February 22, 2012
This article was contributed by Koen Vervloesem
In his talk at FOSDEM (Free and
Open Source Software Developers' European Meeting) 2012 in Brussels, Wookey
(who is working for Linaro on Linux
for ARM and doesn't have a first
name) talked about what multiarch is and why it's important. Multiarch
is a general solution for installing libraries of more than one
architecture on the same system.
By "general" we mean more than just the lib and lib64 directories for 32 and 64-bit x86 libraries. Currently the Filesystem Hierarchy Standard (FHS) attempts to address the use of these libraries on the same system by requiring that /usr/lib be reserved for 32-bit libraries, while 64-bit libraries are located in /usr/lib64. This so-called "biarch" design was adopted by Red Hat and SUSE, but not by Debian and Ubuntu.

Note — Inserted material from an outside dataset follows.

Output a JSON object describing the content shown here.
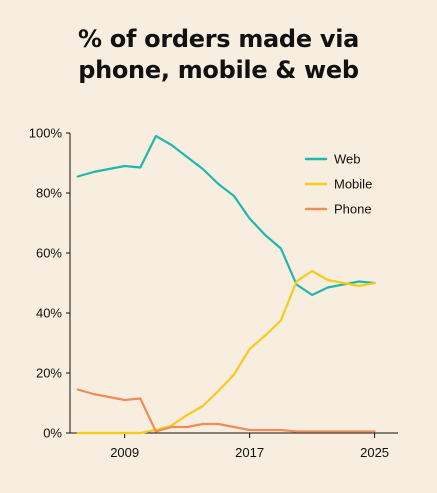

A general solution should not only scale to other architectures, but it should also "remove all corresponding bodgery we have in Debian, such as ia32-libs and biarch packages," Wookey says. The Debian developers have been working on a multiarch solution for years and multiarch support is a release goal for the coming Debian 7 "Wheezy" release, expected in 2013.
The basic idea behind multiarch is to generalize the biarch design to arbitrary architectures, and the way it is done is actually quite simple, Wookey maintains: you put your libraries into architecture-specific paths. For instance /usr/lib/libfoo goes into /usr/lib/x86_64-linux-gnu/libfoo if your machine has an x86_64 architecture, into /usr/lib/i386-linux-gnu/libfoo for an i386 architecture, into /usr/lib/powerpc64-linux-gnu/libfoo for a ppc64 architecture, and /usr/lib/arm-linux-gnueabi/libfoo for an armel architecture.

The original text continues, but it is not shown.